12 Examining and testing naturally occurring number sequences
This chapter covers
- Benford’s law and naturally occurring number sequences
- Chi-square goodness of fit test
- Mean absolute deviation
- Distortion factor and Z-statistic
- Mantissa statistics
Numeric data sets that follow a Benford distribution exhibit a much higher frequency of smaller leading digits than larger leading digits. The phenomenon is mostly prevalent in numeric data that spans several orders of magnitude, and is therefore best represented on a logarithmic, rather than linear, scale.

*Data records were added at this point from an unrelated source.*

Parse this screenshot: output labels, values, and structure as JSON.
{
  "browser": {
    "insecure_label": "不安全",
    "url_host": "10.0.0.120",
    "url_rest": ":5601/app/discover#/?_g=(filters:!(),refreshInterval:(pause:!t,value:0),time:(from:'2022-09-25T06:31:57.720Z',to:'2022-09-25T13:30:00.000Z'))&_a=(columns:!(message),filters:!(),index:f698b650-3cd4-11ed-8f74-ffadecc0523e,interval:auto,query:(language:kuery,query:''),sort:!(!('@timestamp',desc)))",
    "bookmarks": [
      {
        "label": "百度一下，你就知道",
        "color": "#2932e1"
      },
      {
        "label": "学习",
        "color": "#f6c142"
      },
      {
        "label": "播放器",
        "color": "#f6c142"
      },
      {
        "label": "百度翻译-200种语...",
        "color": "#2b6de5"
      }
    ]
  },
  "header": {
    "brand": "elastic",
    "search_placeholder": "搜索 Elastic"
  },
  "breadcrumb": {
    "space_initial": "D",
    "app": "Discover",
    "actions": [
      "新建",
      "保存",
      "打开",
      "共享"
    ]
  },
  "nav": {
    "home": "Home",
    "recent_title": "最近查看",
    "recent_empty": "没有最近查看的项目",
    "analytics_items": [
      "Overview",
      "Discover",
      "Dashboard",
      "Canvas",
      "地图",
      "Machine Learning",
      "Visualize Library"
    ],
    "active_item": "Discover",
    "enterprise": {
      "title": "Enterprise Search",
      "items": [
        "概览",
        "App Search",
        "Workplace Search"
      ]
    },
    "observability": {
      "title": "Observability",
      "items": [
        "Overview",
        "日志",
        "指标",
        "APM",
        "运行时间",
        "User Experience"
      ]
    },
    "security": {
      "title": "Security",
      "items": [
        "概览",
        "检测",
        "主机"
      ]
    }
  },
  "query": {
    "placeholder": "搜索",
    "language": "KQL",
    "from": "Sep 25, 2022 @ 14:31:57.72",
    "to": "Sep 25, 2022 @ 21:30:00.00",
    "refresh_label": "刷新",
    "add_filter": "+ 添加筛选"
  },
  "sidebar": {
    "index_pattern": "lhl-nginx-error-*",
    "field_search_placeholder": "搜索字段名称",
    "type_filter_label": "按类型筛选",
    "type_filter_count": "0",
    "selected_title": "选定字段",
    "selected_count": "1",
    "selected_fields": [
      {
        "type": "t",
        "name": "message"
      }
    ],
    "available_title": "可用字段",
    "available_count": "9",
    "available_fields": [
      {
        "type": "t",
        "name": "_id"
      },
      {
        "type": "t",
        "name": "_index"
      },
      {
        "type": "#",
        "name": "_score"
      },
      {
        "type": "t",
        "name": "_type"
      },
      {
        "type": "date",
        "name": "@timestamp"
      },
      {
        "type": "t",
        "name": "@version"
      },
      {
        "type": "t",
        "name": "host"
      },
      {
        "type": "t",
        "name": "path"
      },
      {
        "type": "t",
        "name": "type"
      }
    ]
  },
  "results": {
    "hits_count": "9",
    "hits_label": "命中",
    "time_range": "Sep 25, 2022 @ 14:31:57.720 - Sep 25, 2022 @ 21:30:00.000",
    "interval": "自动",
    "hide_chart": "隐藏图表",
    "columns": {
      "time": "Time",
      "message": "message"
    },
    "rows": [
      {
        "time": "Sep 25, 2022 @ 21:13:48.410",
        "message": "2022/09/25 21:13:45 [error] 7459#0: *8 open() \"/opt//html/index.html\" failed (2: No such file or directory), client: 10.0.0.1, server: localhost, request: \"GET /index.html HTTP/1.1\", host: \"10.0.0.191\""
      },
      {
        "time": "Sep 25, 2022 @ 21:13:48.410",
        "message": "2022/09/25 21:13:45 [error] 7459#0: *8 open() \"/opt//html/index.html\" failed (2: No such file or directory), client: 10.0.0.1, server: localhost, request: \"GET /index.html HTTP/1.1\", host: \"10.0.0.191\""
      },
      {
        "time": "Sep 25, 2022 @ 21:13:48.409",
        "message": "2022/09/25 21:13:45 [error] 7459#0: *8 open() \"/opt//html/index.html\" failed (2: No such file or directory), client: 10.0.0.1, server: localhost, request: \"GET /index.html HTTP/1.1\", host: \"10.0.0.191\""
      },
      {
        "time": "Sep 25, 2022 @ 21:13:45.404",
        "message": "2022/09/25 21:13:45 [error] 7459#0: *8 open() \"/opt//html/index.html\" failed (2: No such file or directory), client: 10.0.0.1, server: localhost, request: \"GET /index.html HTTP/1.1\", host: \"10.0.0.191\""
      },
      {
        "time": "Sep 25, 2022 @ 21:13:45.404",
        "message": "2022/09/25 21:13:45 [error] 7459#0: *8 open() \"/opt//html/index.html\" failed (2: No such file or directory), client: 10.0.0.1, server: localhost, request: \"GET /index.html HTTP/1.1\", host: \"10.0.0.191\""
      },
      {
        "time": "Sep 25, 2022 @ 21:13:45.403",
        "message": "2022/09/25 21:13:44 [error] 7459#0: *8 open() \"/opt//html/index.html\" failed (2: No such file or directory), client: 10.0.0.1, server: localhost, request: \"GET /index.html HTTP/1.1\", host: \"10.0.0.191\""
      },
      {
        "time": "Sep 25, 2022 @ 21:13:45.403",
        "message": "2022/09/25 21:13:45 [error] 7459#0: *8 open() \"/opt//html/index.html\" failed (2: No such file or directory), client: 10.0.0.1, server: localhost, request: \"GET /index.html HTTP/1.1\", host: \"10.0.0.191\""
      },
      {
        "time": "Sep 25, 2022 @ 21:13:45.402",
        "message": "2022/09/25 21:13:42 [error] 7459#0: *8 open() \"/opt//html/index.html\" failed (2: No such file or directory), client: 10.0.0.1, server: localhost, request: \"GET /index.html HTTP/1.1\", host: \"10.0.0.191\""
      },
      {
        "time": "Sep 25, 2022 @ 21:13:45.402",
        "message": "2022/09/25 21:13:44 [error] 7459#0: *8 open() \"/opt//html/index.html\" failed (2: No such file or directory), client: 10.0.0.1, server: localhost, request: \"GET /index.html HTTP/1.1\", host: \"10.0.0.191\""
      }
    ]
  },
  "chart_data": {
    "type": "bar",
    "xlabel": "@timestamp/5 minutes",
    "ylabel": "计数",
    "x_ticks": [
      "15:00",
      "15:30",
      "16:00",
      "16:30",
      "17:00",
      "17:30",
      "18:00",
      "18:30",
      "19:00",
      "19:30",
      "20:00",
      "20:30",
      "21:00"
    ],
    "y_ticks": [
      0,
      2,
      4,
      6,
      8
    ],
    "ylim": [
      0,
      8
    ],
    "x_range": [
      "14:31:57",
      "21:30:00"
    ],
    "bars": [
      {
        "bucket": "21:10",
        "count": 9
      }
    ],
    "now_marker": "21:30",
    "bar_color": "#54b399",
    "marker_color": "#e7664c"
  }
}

Fraudsters oftentimes make the mistake of transmuting leading 1s and 2s to 8s and 9s on invoices, expenses, tax returns, and the like in order to maximize gains against their risks, on the assumption that, regardless of the data set, 8s and 9s are just as probable as 1s and 2s or, when randomness prevails, larger digits should sometimes be expected to actually occur more frequently than smaller digits. In fact, Benford’s law is most often used in fraud detection; serious deviations from a Benford distribution may be an indication of fraudulent activity and therefore reason for further investigation. But there are other applications as well: data integrity, economic data analysis, scientific research, digital forensics, and population studies, just to name a few. Which is to otherwise state that Benford’s law is a valuable tool for uncovering potential anomalies in numeric data sets across several domains.